Augustine was an expert in rhetoric (a facility in employing persuasive speech.) Augustine made a good living writing speeches for petitioners who were appearing before the emperor or for ones sponsoring bills in the Roman Senate.
Monica, his mother, a Christian, told him that Ambrose, the bishop in Milan, was the most persuasive speaker she had ever known, and she talked Augustine into going to the cathedral to pick up some Rhetoric tips from Ambrose.
Augustine was a man with a mistress, and he had no interest in narrow spiritual messages; but after he heard Ambrose speak, he was drawn again and again to the cathedral. Even when hiding behind a pillar, Augustine could not block out the message.

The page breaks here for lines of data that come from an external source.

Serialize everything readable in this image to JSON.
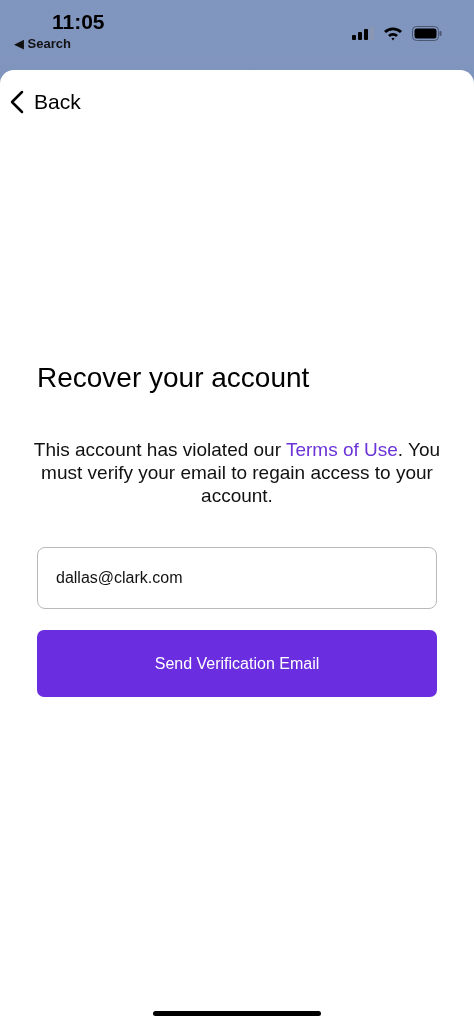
{
  "status_bar": {
    "time": "11:05",
    "back_label": "◀ Search"
  },
  "nav": {
    "back": "Back"
  },
  "title": "Recover your account",
  "message": {
    "before": "This account has violated our ",
    "link": "Terms of Use",
    "after": ". You must verify your email to regain access to your account."
  },
  "email_field": {
    "value": "dallas@clark.com"
  },
  "button": "Send Verification Email"
}
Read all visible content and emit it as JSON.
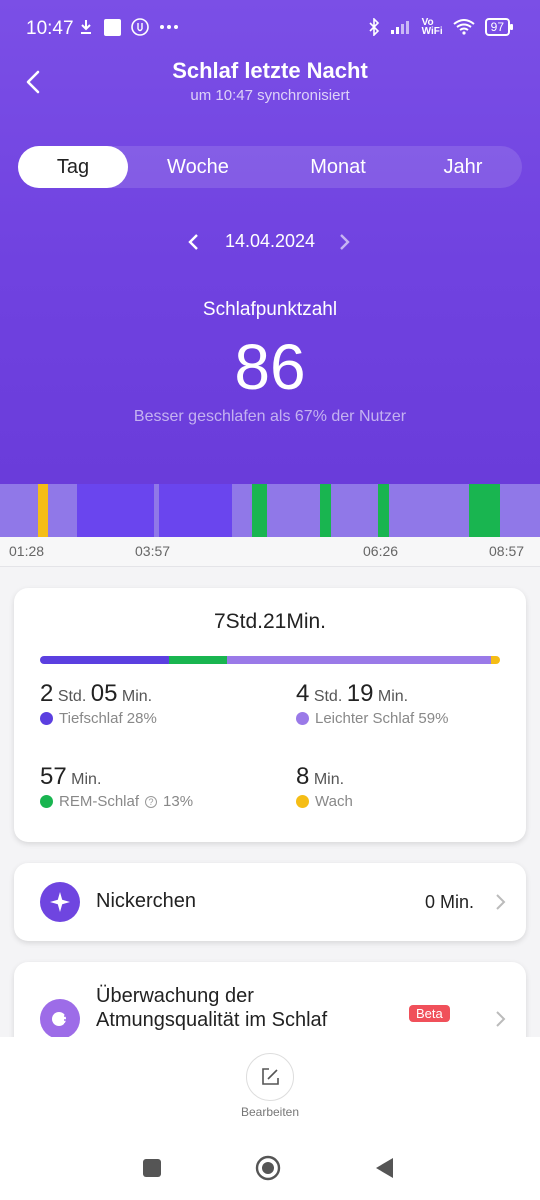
{
  "status_bar": {
    "time": "10:47",
    "icons_left": [
      "download-icon",
      "square-icon",
      "hands-icon",
      "more-icon"
    ],
    "vowifi_label": "Vo\nWiFi",
    "battery": "97"
  },
  "header": {
    "title": "Schlaf letzte Nacht",
    "subtitle": "um 10:47 synchronisiert"
  },
  "tabs": [
    {
      "label": "Tag",
      "active": true
    },
    {
      "label": "Woche",
      "active": false
    },
    {
      "label": "Monat",
      "active": false
    },
    {
      "label": "Jahr",
      "active": false
    }
  ],
  "date": "14.04.2024",
  "score": {
    "label": "Schlafpunktzahl",
    "value": "86",
    "note": "Besser geschlafen als 67% der Nutzer"
  },
  "timeline": {
    "ticks": [
      "01:28",
      "03:57",
      "06:26",
      "08:57"
    ]
  },
  "summary": {
    "total": "7Std.21Min.",
    "deep": {
      "h": "2",
      "h_unit": "Std.",
      "m": "05",
      "m_unit": "Min.",
      "label": "Tiefschlaf 28%",
      "percent": 28
    },
    "light": {
      "h": "4",
      "h_unit": "Std.",
      "m": "19",
      "m_unit": "Min.",
      "label": "Leichter Schlaf 59%",
      "percent": 59
    },
    "rem": {
      "m": "57",
      "m_unit": "Min.",
      "label": "REM-Schlaf",
      "pct_label": "13%",
      "percent": 13
    },
    "awake": {
      "m": "8",
      "m_unit": "Min.",
      "label": "Wach"
    }
  },
  "colors": {
    "deep": "#5b3fe0",
    "light": "#9a7ae8",
    "rem": "#19b550",
    "awake": "#f5bd16",
    "accent": "#6f45e0"
  },
  "nap": {
    "title": "Nickerchen",
    "value": "0 Min."
  },
  "breathing": {
    "title_line1": "Überwachung der",
    "title_line2": "Atmungsqualität im Schlaf",
    "badge": "Beta"
  },
  "bottom": {
    "edit_label": "Bearbeiten"
  }
}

He broke off relations with his long-time girl friend, giving her enough land to support herself; and he began living a Christian life. But then (and this really surprised me) he had a relapse, falling into another extra-marital relationship.

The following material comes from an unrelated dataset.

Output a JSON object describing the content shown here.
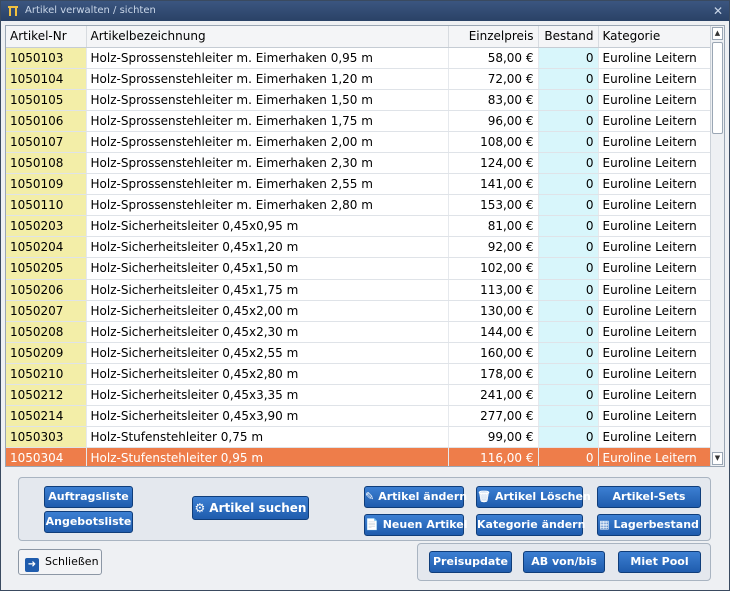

Disgusted with himself, Augustine was pacing his little garden one afternoon when he heard the refrain, “Tolle lege, tolle lege,” and he thought he was overhearing a chant that went with a children’s game. Stumped as to what game went with the refrain, he turned to the literal meaning of the words. That way, the words, “Tolle lege” were telling him, “Pick up, and read.” Looking around, he noticed a little book that was a copy of Paul’s Letter to the Romans. Picking it up, he read, “Put on the Lord Jesus Christ, and make no provision for the flesh.”
On reading that verse from Romans, Augustine asked for Baptism, and he never turned back. His conversion had him taking up the “Life of St. Anthony” penned by Athanasius, and that gave him a strong desire for living as a monk. He found seclusion by returning to Africa and setting up a monastery near the city of Hippo.
But though Augustine tried restricting himself to the monastic life, he could not ignore the church troubles around him.
In 391, he gave in to the Church’s needs, letting North Africa’s bishops consecrate him as Bishop of Hippo. He served there for almost forty years, dying in 430 A.D. on a day when the Vandals were breaking down the walls of Hippo.